好心人也幫他四處瞧瞧,終於被眼尖的人看到不遠的正跟一個男人在一起的小黎俊。老頭定眼一看,那不是自已的外孫還能是誰?他忘記了自已的處境,顧不得許多,推開外圍的人,小跑著過來。這賭場里的看場壯漢以為他又要逃跑。為首那個追將過來,在他身後怪聲怪氣道:
「跑得了和尚,跑不了廟。你女兒租的那房子可不怎麼樣哦。」
老頭氣喘吁吁跑過來,一把把小外孫抱住。剛才真的把他給嚇壞了。他回頭對追過來的那個人說:
「我現在口袋裡沒錢了,明天,明天我一定會把損失賠給你們的。
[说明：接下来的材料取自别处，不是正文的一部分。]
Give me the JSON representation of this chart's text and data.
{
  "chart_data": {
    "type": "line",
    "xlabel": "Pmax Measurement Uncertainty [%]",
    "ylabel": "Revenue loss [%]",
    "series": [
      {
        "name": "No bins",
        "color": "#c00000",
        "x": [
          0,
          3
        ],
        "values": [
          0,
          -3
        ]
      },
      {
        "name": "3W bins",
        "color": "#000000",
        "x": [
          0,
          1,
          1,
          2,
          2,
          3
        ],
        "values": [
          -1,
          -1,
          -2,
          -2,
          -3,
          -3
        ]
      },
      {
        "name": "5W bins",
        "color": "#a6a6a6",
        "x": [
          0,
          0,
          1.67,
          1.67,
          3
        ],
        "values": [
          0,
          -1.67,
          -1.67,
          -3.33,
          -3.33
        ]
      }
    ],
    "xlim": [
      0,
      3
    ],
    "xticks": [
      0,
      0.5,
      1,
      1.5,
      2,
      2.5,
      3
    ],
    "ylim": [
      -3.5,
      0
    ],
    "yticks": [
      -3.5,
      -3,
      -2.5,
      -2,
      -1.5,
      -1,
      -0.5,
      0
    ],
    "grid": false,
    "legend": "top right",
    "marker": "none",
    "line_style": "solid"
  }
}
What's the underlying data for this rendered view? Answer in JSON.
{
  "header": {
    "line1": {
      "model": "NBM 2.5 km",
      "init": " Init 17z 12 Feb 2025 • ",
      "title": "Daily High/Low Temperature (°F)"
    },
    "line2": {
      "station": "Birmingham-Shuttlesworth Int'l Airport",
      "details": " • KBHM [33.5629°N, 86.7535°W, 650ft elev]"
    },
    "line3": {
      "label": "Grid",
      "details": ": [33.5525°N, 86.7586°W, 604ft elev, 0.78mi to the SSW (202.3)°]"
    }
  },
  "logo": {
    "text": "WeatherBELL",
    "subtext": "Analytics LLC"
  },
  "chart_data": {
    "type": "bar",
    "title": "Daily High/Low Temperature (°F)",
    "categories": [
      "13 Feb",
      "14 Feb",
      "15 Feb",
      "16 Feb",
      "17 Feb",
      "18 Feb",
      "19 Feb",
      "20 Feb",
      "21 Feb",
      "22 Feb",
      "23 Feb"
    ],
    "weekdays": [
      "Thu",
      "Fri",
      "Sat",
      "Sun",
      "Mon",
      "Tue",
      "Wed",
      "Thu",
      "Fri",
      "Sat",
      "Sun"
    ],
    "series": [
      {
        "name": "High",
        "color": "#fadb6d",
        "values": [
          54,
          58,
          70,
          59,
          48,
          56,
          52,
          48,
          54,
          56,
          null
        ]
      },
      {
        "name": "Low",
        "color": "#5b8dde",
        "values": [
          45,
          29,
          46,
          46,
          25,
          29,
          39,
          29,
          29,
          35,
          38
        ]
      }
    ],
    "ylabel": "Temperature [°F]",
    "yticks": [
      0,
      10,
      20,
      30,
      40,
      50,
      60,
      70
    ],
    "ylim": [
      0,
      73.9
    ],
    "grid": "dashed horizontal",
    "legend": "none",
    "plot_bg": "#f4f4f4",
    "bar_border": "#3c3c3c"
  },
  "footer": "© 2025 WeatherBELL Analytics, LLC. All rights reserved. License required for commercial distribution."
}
」
「我相信你哦。」那人壞笑道。
「不用了,多少錢,我賠你就是。」旁邊的林士凡看不過去,決定幫一下忙。剛才他看了個大概。本來以為又是稀里平常的一起賭場糾紛。他是不打算幫忙的。因為那種糾紛多半是因為錢引起的,錯與對很難區分。甚至可以說都是你情我願,談不上什麼錯與對。這種事攬上身,禍福難料――如果這人真如他所說的是這小孩外公,也就極有可能是她張小魚的父親。果真這樣他就不能袖手旁觀,當作沒看到。他明知道這些人不好惹,還是「義不容辭」地站了出來。
張珏的父親這才注意到身邊的這個年輕人。看樣子他不僅幫自已照看著外孫,還準備幫他解決眼前的麻煩。但面孔很陌生,也拿不住他為什麼要無緣無故地幫自已,有什麼目的。所以他打定主意,暫時不說話,表態。看他接下來怎麼說,怎麼做。
「很好,很好,我算算我算算,老頭一共損壞我十張檯子,就按一張一百塊算,一千塊我就放過你們,否則……」
「喂,我就掀你們一張桌子,剛才也說好的三百塊的嘛。」看不出這老頭不露山不顯水的,當人家的面掀人家桌子,牛人啊。難道人家賭場不依不撓。